I have a text file to store passwords; it's laid out like:

name,password(encrypted with md5)
name,pass...
name,pass..
etc...

I have a form for a user to submit a new password.

what is the best way to replace the line in the file that matches the users submission?

i could read the file into an array, but how do you search an array and replace a key and value with a different one? and then you have to rewrite the entire file using the array, yes?

i think preg_replace would work better but I'm no good with regex - i'm a db guy, this file crap is for the pigeons, but it's what my teacher wants!
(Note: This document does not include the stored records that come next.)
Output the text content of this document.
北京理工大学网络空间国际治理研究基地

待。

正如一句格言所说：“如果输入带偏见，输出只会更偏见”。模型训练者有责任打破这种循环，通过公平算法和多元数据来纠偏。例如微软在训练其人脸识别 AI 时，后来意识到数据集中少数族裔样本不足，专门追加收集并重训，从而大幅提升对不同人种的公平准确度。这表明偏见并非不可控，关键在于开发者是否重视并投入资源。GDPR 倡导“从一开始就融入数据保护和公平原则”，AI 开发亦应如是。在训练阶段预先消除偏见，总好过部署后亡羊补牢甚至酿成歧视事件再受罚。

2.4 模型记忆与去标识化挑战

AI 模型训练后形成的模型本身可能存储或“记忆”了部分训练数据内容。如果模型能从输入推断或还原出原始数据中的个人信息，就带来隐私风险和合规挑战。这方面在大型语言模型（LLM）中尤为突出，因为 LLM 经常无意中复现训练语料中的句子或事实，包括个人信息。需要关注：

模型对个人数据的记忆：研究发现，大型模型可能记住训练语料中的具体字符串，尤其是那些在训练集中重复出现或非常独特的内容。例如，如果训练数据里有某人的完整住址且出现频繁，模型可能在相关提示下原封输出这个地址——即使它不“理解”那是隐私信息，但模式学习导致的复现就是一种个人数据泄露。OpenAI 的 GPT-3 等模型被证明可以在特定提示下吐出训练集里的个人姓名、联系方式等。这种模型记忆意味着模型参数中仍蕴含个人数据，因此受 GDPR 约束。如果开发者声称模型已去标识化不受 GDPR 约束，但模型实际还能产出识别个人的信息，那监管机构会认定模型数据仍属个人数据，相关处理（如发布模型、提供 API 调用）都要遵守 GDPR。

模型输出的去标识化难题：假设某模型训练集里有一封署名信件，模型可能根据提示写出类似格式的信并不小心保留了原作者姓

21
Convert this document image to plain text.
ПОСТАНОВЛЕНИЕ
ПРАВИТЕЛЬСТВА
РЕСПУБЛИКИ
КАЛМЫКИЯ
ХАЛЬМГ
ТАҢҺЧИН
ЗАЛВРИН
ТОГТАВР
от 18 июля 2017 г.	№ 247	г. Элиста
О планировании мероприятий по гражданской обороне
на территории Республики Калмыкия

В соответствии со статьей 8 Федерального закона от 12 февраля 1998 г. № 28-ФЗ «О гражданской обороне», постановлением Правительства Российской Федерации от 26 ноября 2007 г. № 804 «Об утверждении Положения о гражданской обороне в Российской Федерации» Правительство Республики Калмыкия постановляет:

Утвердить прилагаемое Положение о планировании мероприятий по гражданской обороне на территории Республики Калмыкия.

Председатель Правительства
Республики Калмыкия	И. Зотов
what's your idea for the best way to replace the line in the file? any examples?

thanks guys!

this is the script i am using so far and all it does is this:
Warning: preg_replace(): Delimiter must not be alphanumeric or backslash...


$new = $_SESSION['name_to_change'].",".$_POST['new_pass'];
$old = $_SESSION['name_to_change'].",".$_SESSION['old_pass'];

$text = file($filename) or die("unable to read file");
$fh = fopen($filename, 'w') or die("unable to open file for writing");

foreach($text as $line)
{
fwrite($fh, preg_replace($old, $new, $line));
}


the warning come from the fwrite line...

No need to do any of that stuff. Because an MD5 is an arbitary length (32 characters) it is possible to just overwrite those 32 characters and leave the rest of the file untouched. No arrays! No regex!<?php

$passwordfile = 'passwords.php';

$oldpassword = 'old';
$newpassword = 'new';

if (( $position = strpos( file_get_contents( $passwordfile ), md5( $oldpassword ) )) !== false )
{
if ( $fp = fopen( $passwordfile, 'r+' ))
{
fseek( $fp, $position );
fwrite( $fp, md5( $newpassword ));
fclose( $fp );
}
else
{
# echo "I could not open $passwordfile for writing";
}
}
else
{
# echo "Password not in $passwordfile";
}

?>The above method looks for the first instance of the hash so if two users had the same password it might change the password for the wrong user. The following is customised that to suit your application and checks the username and md5 combination to make absolutely sure we are changing the password for the correct user:

Edited: due to parse error on line #7<?php

$old = $_SESSION['name_to_change'].",".md5( $_SESSION['old_pass'] );
$new = $_SESSION['name_to_change'].",".md5( $_POST['new_pass'] );


if (( $position = strpos( file_get_contents( $filename ), $old )) !== false )
{
if ( $fp = fopen( $filename, 'r+' ))
{
fseek( $fp, $position );
fwrite( $fp, $new );
fclose( $fp );
}
else
{
# echo "I could not open $passwordfile for writing";
}
}
else
{
# echo "Password not in $passwordfile";
}

?>

Thanks B!

By the way I edited line #7 of part two above. There was one bracket too many and it caused a parse error. This bit here: $old )) !== false ) had the error.